Netanyahu is currently under investigation for meeting secretly with Arnon Mozes, the publisher of Yedioth Aharonoth, Israel Hayom’s biggest rival, and supposedly Netanyahu’s nemesis. The prime minister allegedly promised Mozes he would limit the dissemination of Israel Hayom in return for a promise that Yedioth Aharonoth would support Netanyahu in power. The conversations were recorded, at Netanyahu’s request, by Ari Harow, his chief of staff. The recording was discovered during a police investigation of Harow on bribery and other corruption charges. The meetings apparently also included discussion of the hiring and firing of specific journalists.

Meanwhile, in 2015, there was a bill – initiated by Netanyahu’s government – to replace the old Israeli Broadcasting Authority with a new Israeli Public Broadcasting Corporation (Ta’agid Ha-shidur Ha-Yisraeli), also known as KAN (‘Here’). Netanyahu thought the IBA was old-fashioned and inefficient. But as KAN started to take shape, the Knesset committee gave it the powers and freedoms of a genuinely public channel. The names of the journalists they were hiring went public. It was crystal clear that this was not what Netanyahu had in mind.

‘What is the point of establishing public broadcasting,’ asked Miri Regev, the culture minister and one of Netanyahu’s most loyal allies in the Likud, ‘if we cannot control it?’ Everything was put on hold. Netanyahu tried to postpone KAN’s launch, saying he was concerned about the families of the old IBA workers (whom he’d accused of inefficiency during the last election campaign). Then he said he would introduce a law that would give the prime minister control over KAN (and the rest of the media too). Then he threatened to dismantle the whole idea. Then – you guessed it – he said he was ready to call another election.

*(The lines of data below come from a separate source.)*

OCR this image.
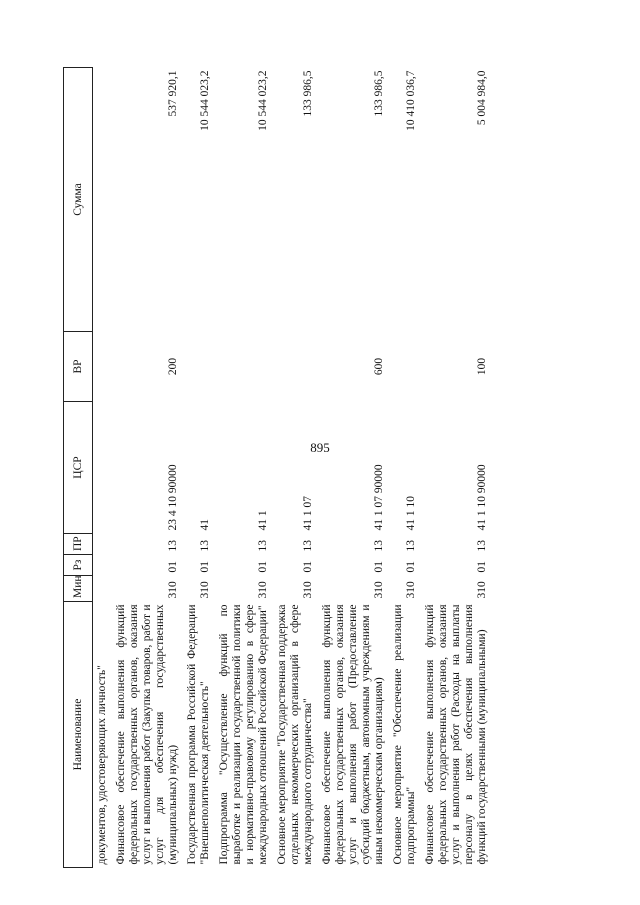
895
Наименование	Мин	Рз	ПР	ЦСР	ВР	Сумма
документов, удостоверяющих личность"						
Финансовое обеспечение выполнения функций федеральных государственных органов, оказания услуг и выполнения работ (Закупка товаров, работ и услуг для обеспечения государственных (муниципальных) нужд)	310	01	13	23 4 10 90000	200	537 920,1
Государственная программа Российской Федерации "Внешнеполитическая деятельность"	310	01	13	41		10 544 023,2
Подпрограмма "Осуществление функций по выработке и реализации государственной политики и нормативно-правовому регулированию в сфере международных отношений Российской Федерации"	310	01	13	41 1		10 544 023,2
Основное мероприятие "Государственная поддержка отдельных некоммерческих организаций в сфере международного сотрудничества"	310	01	13	41 1 07		133 986,5
Финансовое обеспечение выполнения функций федеральных государственных органов, оказания услуг и выполнения работ (Предоставление субсидий бюджетным, автономным учреждениям и иным некоммерческим организациям)	310	01	13	41 1 07 90000	600	133 986,5
Основное мероприятие "Обеспечение реализации подпрограммы"	310	01	13	41 1 10		10 410 036,7
Финансовое обеспечение выполнения функций федеральных государственных органов, оказания услуг и выполнения работ (Расходы на выплаты персоналу в целях обеспечения выполнения функций государственными (муниципальными)	310	01	13	41 1 10 90000	100	5 004 984,0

At the end of March, a solution was reached following a meeting between Netanyahu and Moshe Kahlon, the finance minister: the Israeli Public Broadcasting Corporation will go ahead as planned – the launch will be on 15 May – with just one small change. The corporation will broadcast every kind of programme, from weather to drama serials, with one exception: the news. That will be the responsibility of another body, the News Broadcasting Authority. No prizes for guessing who will have his grip on that one.